Interplay between coding and exonic splicing regulatory sequences.
- Bioinformatics and Modelling
The inclusion of exons during the splicing process depends on the binding of splicing factors to short low-complexity regulatory sequences. The relationship between exonic splicing regulatory sequences and coding sequences is still poorly understood. We demonstrate that exons that are coregulated by any given splicing factor share a similar nucleotide composition bias and preferentially code for amino acids with similar physicochemical properties because of the non-randomness properties of the genetic code. Indeed, amino acids sharing similar physicochemical properties correspond to codons that have the same nucleotide composition bias. In particular, we uncover that the TRA2A and TRA2B splicing factors that bind to adenine-rich motifs promote the inclusion of adenine-rich exons coding preferentially for hydrophilic amino acids that correspond to adenine-rich codons.

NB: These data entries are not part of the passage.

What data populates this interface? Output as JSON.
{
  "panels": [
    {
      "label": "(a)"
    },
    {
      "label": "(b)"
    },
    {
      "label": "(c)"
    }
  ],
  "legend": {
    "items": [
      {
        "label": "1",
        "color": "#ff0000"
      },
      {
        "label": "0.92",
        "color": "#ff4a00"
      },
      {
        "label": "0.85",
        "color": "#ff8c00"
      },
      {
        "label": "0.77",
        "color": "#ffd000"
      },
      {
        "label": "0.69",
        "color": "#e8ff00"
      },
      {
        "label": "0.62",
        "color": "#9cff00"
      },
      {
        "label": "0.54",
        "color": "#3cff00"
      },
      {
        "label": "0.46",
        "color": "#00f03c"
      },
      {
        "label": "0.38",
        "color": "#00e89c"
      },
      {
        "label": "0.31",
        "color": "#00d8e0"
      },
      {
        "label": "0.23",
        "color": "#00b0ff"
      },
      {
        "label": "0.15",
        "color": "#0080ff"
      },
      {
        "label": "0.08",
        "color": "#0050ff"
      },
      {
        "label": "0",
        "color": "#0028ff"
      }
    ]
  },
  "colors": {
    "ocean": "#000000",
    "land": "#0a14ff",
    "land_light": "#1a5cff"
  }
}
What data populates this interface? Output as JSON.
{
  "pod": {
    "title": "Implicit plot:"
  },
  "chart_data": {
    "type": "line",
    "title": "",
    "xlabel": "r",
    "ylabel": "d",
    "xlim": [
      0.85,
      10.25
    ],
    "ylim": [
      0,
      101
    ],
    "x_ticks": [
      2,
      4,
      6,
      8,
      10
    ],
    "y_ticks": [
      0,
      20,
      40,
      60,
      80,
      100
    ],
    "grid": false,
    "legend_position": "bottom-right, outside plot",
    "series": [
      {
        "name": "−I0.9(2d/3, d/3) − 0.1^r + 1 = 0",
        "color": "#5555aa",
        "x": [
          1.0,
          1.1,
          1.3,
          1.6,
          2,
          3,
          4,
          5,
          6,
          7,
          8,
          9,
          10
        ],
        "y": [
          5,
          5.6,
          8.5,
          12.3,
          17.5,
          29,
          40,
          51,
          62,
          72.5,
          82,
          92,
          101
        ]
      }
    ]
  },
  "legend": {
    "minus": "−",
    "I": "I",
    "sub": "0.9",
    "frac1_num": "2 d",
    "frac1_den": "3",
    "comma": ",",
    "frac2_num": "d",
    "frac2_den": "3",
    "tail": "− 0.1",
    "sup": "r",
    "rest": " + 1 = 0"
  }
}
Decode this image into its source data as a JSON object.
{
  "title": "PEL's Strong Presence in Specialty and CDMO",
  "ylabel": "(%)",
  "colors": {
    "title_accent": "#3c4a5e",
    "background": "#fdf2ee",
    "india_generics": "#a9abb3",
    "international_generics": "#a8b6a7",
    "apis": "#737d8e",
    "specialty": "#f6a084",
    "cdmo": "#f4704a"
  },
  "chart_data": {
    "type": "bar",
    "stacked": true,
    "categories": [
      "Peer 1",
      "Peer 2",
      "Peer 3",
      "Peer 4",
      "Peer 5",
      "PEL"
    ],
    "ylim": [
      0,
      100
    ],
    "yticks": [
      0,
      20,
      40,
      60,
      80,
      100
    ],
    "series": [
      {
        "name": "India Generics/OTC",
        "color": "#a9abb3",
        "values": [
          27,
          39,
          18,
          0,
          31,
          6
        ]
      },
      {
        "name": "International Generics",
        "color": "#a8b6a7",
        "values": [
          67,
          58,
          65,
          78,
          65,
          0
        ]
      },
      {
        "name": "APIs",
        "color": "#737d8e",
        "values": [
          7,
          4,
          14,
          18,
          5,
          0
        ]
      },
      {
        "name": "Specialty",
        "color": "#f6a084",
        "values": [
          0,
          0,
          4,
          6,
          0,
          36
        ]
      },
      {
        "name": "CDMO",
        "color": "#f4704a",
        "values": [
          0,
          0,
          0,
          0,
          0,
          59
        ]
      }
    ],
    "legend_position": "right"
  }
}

SRSF2 that binds guanine/cytosine-rich motifs promotes the inclusion of GC-rich exons coding preferentially for small amino acids, while SRSF3 that binds to cytosine-rich motifs promotes the inclusion of exons coding preferentially for uncharged amino acids, like serine and threonine that can be phosphorylated. Finally, coregulated-exons encoding amino acids with similar physicochemical properties correspond to specific protein features. In conclusion, the regulation of an exon by a splicing factor that relies on the affinity of this factor for specific nucleotide(s) is tightly interconnected with the exonic encoded physicochemical properties. We therefore uncover an unanticipated bidirectional interplay between the splicing regulatory process and its biological functional outcome.